Искала ли я способ заполнить пустоту в жизни? Ничего подобного. Вначале речь шла лишь о любопытстве, о международных политических процессах и общих аспектах теологии. По мере взросления я много раз переживала травматический опыт. Возможно, в глубине души я искала способ преодолеть его.
Да, я единственная дочь в семье… Но я не пыталась заполнить пустоту. В исламе есть так называемая фитра, свет в твоем сердце, с которым рождается все в мире, естественное стремление познать Бога. От тебя или обстоятельств твоей жизни зависит, скроешь ли ты ее действиями и поступками или дашь ей разгореться. Я считаю, что пролила свет на вопросы, которые сама себе задавала.

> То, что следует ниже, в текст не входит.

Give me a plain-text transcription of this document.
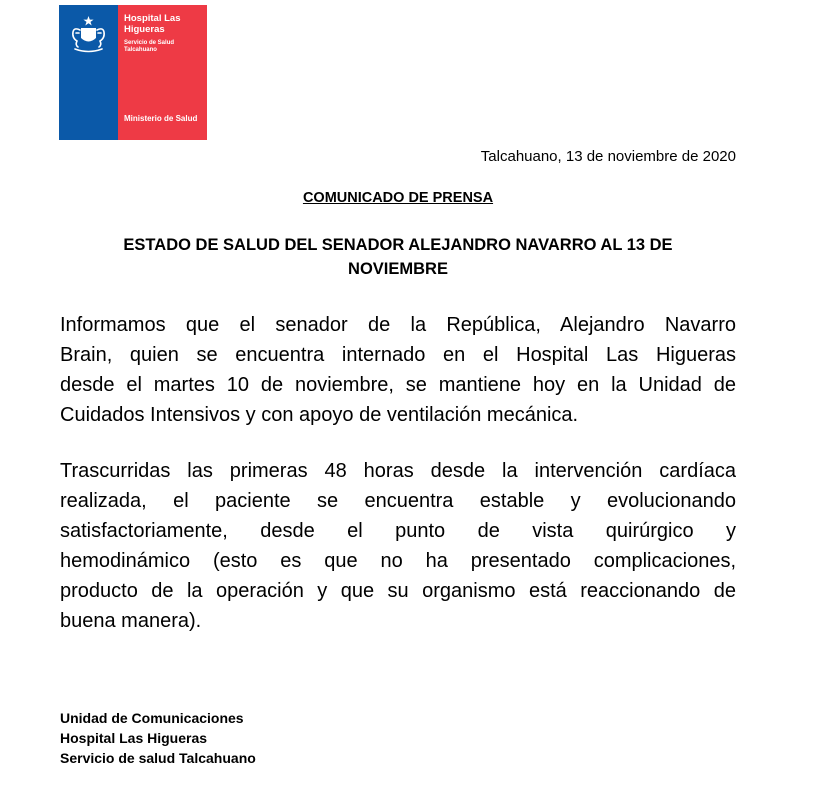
Hospital Las Higueras
Servicio de Salud Talcahuano
Ministerio de Salud
Talcahuano, 13 de noviembre de 2020
COMUNICADO DE PRENSA
ESTADO DE SALUD DEL SENADOR ALEJANDRO NAVARRO AL 13 DE NOVIEMBRE
Informamos que el senador de la República, Alejandro Navarro
Brain, quien se encuentra internado en el Hospital Las Higueras
desde el martes 10 de noviembre, se mantiene hoy en la Unidad de
Cuidados Intensivos y con apoyo de ventilación mecánica.
Trascurridas las primeras 48 horas desde la intervención cardíaca
realizada, el paciente se encuentra estable y evolucionando
satisfactoriamente, desde el punto de vista quirúrgico y
hemodinámico (esto es que no ha presentado complicaciones,
producto de la operación y que su organismo está reaccionando de
buena manera).
Unidad de Comunicaciones
Hospital Las Higueras
Servicio de salud Talcahuano
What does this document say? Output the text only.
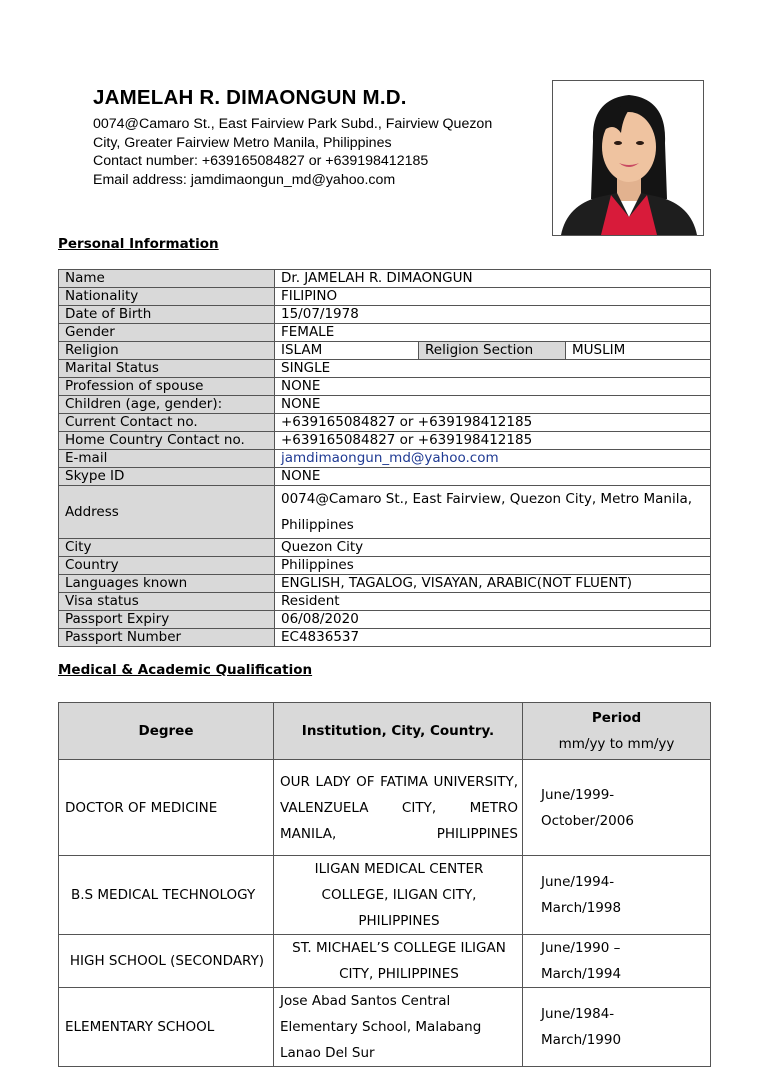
JAMELAH R. DIMAONGUN M.D.
0074@Camaro St., East Fairview Park Subd., Fairview Quezon
City, Greater Fairview Metro Manila, Philippines
Contact number: +639165084827 or +639198412185
Email address: jamdimaongun_md@yahoo.com
Personal Information
Name	Dr. JAMELAH R. DIMAONGUN		
Nationality	FILIPINO		
Date of Birth	15/07/1978		
Gender	FEMALE		
Religion	ISLAM	Religion Section	MUSLIM
Marital Status	SINGLE		
Profession of spouse	NONE		
Children (age, gender):	NONE		
Current Contact no.	+639165084827 or +639198412185		
Home Country Contact no.	+639165084827 or +639198412185		
E-mail	jamdimaongun_md@yahoo.com		
Skype ID	NONE		
Address	0074@Camaro St., East Fairview, Quezon City, Metro Manila, Philippines		
City	Quezon City		
Country	Philippines		
Languages known	ENGLISH, TAGALOG, VISAYAN, ARABIC(NOT FLUENT)		
Visa status	Resident		
Passport Expiry	06/08/2020		
Passport Number	EC4836537		
Medical & Academic Qualification
Degree	Institution, City, Country.	Period
mm/yy to mm/yy

DOCTOR OF MEDICINE	OUR LADY OF FATIMA UNIVERSITY, VALENZUELA CITY, METRO MANILA, PHILIPPINES	June/1999-
October/2006

B.S MEDICAL TECHNOLOGY	ILIGAN MEDICAL CENTER COLLEGE, ILIGAN CITY, PHILIPPINES	June/1994-
March/1998

HIGH SCHOOL (SECONDARY)	ST. MICHAEL’S COLLEGE ILIGAN CITY, PHILIPPINES	June/1990 –
March/1994

ELEMENTARY SCHOOL	Jose Abad Santos Central Elementary School, Malabang Lanao Del Sur	June/1984-
March/1990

Как бы я могла объяснить, что ислам лучше, чем христианство, буддизм или, не знаю, суфизм?.. Не знаю, возможно, так… Несмотря на то что я не хотела быть мусульманкой, в глубине души я знала, что единственным препятствием были предрассудки. Я не хотела с ними бороться и слушать средства массовой информации, наоборот, хотела дойти до истины, открыть свой разум. Таким образом, речь шла не столько о религиозных аспектах, сколько об идеологических. Я не хотела, чтобы на меня влияли, хотела говорить за себя и иметь собственную позицию.
Это был процесс обучения, и по мере того как ты учишься, ты усваиваешь знания и применяешь их в жизни. На самом деле есть один хадис[6] об этом. Хадисы являются основными столпами Сунны, второго после Корана источника мусульманского закона, и дословно означают «поведение, манера себя вести», или «обычай». Сначала ты получаешь знание, усваиваешь его, затем применяешь его на практике, подаешь пример и проповедуешь. Так и случилось со мной. Я пришла к пяти столпам ислама, на которые опирается его история.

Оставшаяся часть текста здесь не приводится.